Foto: IMAGO / Stefan Zeitz

In der Corona-Pandemie ist unsere Aufmerksamkeit auf Beschäftigte, Tätigkeitsfelder und Berufsgruppen gelenkt worden, ohne die unsere Ökonomie und Gesellschaft nicht funktionieren würde. Galten in der Finanzmarktkrise vor allem noch Banken als systemrelevant, so hat die Pandemie gezeigt, auf welche Jobs und Tätigkeiten es wirklich ankommt, um die Wirtschaft, die Logistik, die Daseinsfürsorge und das öffentliche Leben am Laufen zu halten und einen Beitrag zum Gemeinwohl zu erbringen. Viele dieser als systemrelevant bezeichneten Berufe und Tätigkeiten sind aber leider auch durch niedriges Einkommen, schwierige Arbeitsbedingungen mit körperlichen Belastungen und ungünstige Arbeitszeiten gekennzeichnet.

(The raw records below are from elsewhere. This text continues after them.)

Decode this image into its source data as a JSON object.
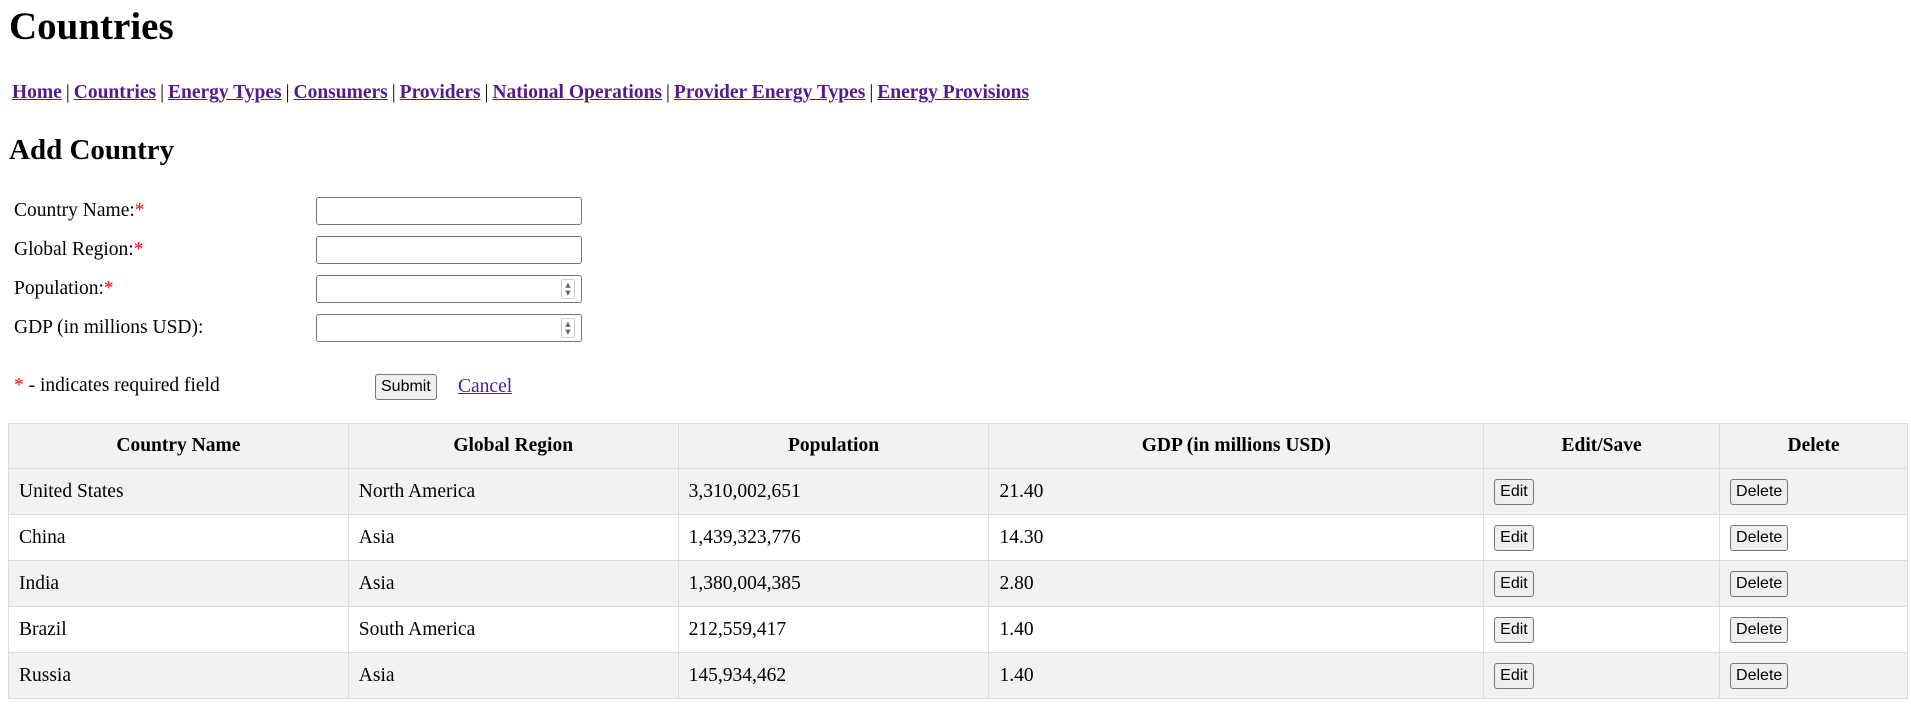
{
  "page": {
    "title": "Countries"
  },
  "nav": {
    "items": [
      {
        "label": "Home"
      },
      {
        "label": "Countries"
      },
      {
        "label": "Energy Types"
      },
      {
        "label": "Consumers"
      },
      {
        "label": "Providers"
      },
      {
        "label": "National Operations"
      },
      {
        "label": "Provider Energy Types"
      },
      {
        "label": "Energy Provisions"
      }
    ],
    "separator": "|"
  },
  "form": {
    "title": "Add Country",
    "required_marker": "*",
    "fields": [
      {
        "label": "Country Name:",
        "required": true,
        "value": "",
        "type": "text"
      },
      {
        "label": "Global Region:",
        "required": true,
        "value": "",
        "type": "text"
      },
      {
        "label": "Population:",
        "required": true,
        "value": "",
        "type": "number"
      },
      {
        "label": "GDP (in millions USD):",
        "required": false,
        "value": "",
        "type": "number"
      }
    ],
    "required_note": " - indicates required field",
    "submit_label": "Submit",
    "cancel_label": "Cancel"
  },
  "table": {
    "headers": [
      "Country Name",
      "Global Region",
      "Population",
      "GDP (in millions USD)",
      "Edit/Save",
      "Delete"
    ],
    "rows": [
      {
        "name": "United States",
        "region": "North America",
        "population": "3,310,002,651",
        "gdp": "21.40",
        "edit_label": "Edit",
        "delete_label": "Delete"
      },
      {
        "name": "China",
        "region": "Asia",
        "population": "1,439,323,776",
        "gdp": "14.30",
        "edit_label": "Edit",
        "delete_label": "Delete"
      },
      {
        "name": "India",
        "region": "Asia",
        "population": "1,380,004,385",
        "gdp": "2.80",
        "edit_label": "Edit",
        "delete_label": "Delete"
      },
      {
        "name": "Brazil",
        "region": "South America",
        "population": "212,559,417",
        "gdp": "1.40",
        "edit_label": "Edit",
        "delete_label": "Delete"
      },
      {
        "name": "Russia",
        "region": "Asia",
        "population": "145,934,462",
        "gdp": "1.40",
        "edit_label": "Edit",
        "delete_label": "Delete"
      }
    ]
  },
  "colors": {
    "link": "#551a8b",
    "required": "#ff0000",
    "row_alt": "#f2f2f2",
    "border": "#dddddd"
  }
}
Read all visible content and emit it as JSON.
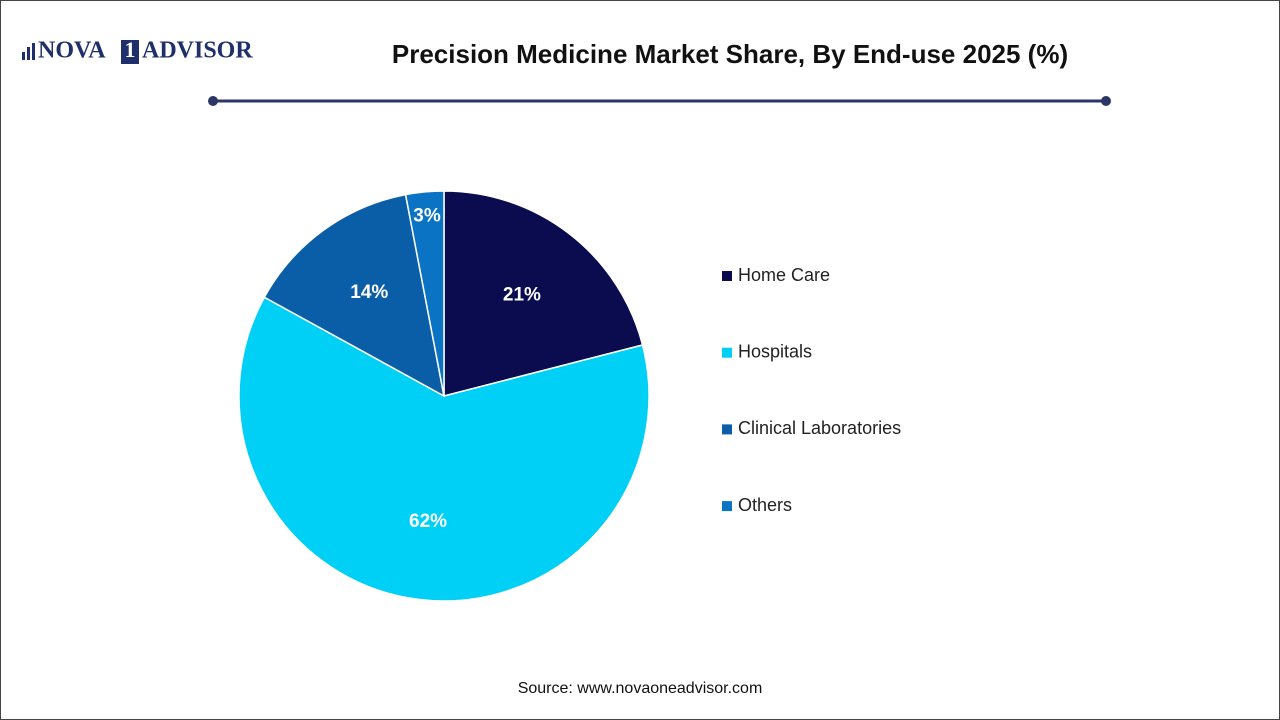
{
  "logo": [
    "NOVA",
    "1",
    "ADVISOR"
  ],
  "chart_data": {
    "type": "pie",
    "title": "Precision Medicine Market Share, By End-use 2025 (%)",
    "categories": [
      "Home Care",
      "Hospitals",
      "Clinical Laboratories",
      "Others"
    ],
    "values": [
      21,
      62,
      14,
      3
    ],
    "value_labels": [
      "21%",
      "62%",
      "14%",
      "3%"
    ],
    "colors": [
      "#0b0b4f",
      "#00d0f5",
      "#0a5ea8",
      "#0a73c4"
    ]
  },
  "source": "Source: www.novaoneadvisor.com"
}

Das Deutsche Institut für Wirtschaftsforschung (DIW), Berlin, hat eine Untersuchung von systemrelevanten und unverzichtbaren Berufen in der Corona-Pandemie vorgelegt. Diese Untersuchung bezieht sich auf eine entsprechende Liste von systemrelevanten Berufen, die zuerst von der Berliner Senatsverwaltung zu Beginn der Pandemie in 2020 und in vergleichbarer Form auf Länderebene in verschiedenen Bundesländern entwickelt wurde. Untersucht wurden das gesellschaftliche Ansehen und die Bezahlung systemrelevanter Berufe im Vergleich zur allen Berufen.

Demnach schneiden hinsichtlich der Anerkennung und dem Prestige folgende systemrelevanter Berufe besonders unterdurchschnittlich ab:

  • Lagerwirtschafts-, Post- und Zustell-, Güterumschlagsberufe;

  • Reinigungsberufe;

  • Fahrzeugführer im Straßenverkehr;

  • Gesundheits- und Krankenpflegeberufe;

  • Rettungsdienste- und Geburtshilfeberufe;

  • Ver- und Entsorgungsberufe;

  • Verkaufsberufe Lebensmittel;

  • Arzt- und Praxishilfen;

  • Fahrzeugführer im Eisenbahnverkehr;

  • Verkauf im Drogerie-, Apotheken-, Sanitär- und Medizinbedarf;

  • Objekt-, Personen- und Brandschutz.

Festgestellt wurde weiterhin, dass das Gehaltsniveau der unverzichtbaren Berufsgruppen, die eine besonders niedrige gesellschaftliche Anerkennung genießen, mit knapp 15 Euro zwei Euro pro Stunde unter dem Durchschnitt aller Beschäftigten liegt. Dabei ist ebenfalls zu berücksichtigen, dass die Bezahlung insbesondere in jenen Berufen gering ist, in denen ein hoher Anteil der systemrelevanten ArbeitnehmerInnen tätig ist. Das DIW weist zudem darauf hin, dass in unterdurchschnittlich anerkannten und bezahlten Berufe die Arbeit überwiegend von Frauen erbracht wird. In systemrelevanten Berufen beträgt der Frauenanteil 60 Prozent und liegt damit 11 Prozentpunkte über dem Durchschnittswert von 49 Prozent, bezogen auf alle Berufe.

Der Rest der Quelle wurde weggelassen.